Suresh Tendulkar, an economic adviser to Indian Prime Minister Manmohan Singh, said in a July 3 interview that he is urging his nation to diversify its foreign holdings away from the dollar.
The challenge to the dollar, a linchpin of world finance and trade since 1945, underlines the shift in relative economic power toward emerging markets and away from the developed nations that spawned the global crisis...Russia, India Question Dollar Reliance..., Mark Deen & Simon Kennedy, Bloomberg News, July 6, 2009
A major diplomatic effort from the State Department in the last ten years was to turn India away from China and Russia, regarded as a huge and peaceful success story. One of the consequences of the first five and a half months of the new administration's fiscal policies may undo a decade's hard work and turn India's perception of, and relationship to, the United States upside down.

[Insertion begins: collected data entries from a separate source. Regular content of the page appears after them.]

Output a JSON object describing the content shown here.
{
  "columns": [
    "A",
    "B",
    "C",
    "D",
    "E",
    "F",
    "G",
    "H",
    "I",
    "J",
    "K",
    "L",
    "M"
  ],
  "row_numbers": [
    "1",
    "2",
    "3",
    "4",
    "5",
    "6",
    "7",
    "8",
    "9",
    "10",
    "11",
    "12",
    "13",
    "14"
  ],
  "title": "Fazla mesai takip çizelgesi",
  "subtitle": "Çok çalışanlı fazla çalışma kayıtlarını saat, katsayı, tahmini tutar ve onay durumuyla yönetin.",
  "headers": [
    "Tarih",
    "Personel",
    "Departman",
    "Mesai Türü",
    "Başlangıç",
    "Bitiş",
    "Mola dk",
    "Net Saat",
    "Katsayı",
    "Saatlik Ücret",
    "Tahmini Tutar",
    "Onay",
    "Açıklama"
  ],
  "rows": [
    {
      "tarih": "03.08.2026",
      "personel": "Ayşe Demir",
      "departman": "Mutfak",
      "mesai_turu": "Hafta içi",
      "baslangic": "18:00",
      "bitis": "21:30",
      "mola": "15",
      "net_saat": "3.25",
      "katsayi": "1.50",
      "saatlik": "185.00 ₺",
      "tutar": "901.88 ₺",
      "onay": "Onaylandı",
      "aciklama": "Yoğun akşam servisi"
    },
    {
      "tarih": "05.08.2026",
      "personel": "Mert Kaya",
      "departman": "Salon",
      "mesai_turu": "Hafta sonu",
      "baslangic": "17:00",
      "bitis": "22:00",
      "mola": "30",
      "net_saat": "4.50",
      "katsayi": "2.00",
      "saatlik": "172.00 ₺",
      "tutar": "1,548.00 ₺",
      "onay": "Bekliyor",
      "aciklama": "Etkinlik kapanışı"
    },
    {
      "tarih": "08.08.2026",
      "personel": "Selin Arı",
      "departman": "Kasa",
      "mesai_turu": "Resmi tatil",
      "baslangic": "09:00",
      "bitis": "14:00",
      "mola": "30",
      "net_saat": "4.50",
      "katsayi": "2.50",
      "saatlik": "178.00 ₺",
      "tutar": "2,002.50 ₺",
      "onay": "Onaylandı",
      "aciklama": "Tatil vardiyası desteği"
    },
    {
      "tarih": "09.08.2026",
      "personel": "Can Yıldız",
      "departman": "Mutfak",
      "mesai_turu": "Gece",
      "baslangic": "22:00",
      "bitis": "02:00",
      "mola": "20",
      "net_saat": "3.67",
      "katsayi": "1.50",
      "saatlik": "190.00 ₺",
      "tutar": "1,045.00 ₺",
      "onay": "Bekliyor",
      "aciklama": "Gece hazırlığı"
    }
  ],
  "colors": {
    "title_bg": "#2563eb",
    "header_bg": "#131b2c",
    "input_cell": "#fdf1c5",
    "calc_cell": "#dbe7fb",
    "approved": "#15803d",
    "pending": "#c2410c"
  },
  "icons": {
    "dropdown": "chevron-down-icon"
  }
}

A classic blunder for an inexperienced administration is to be blind to context, to fail to see the overall effect of a given policy action. It's also a standard tactic of the Left to disregard the consequences of their actions, a perfect match between ideology and a White House proceeding with almost breathtaking ignorance abroad. When all that matters is power, who cares if it wrecks international initiatives? In this instance, however, the international initiative was to help counter the rising probability that Pakistan will turn into an outpost of Islamic fascism. India wanted this relationship too, maybe even more for self-protection, but if it can't afford it and has to turn north again, you'll know who to thank. A lesson the White House needs to learn is that in international politics, economic well-being comes before security issues. People can't fight if they haven't eaten.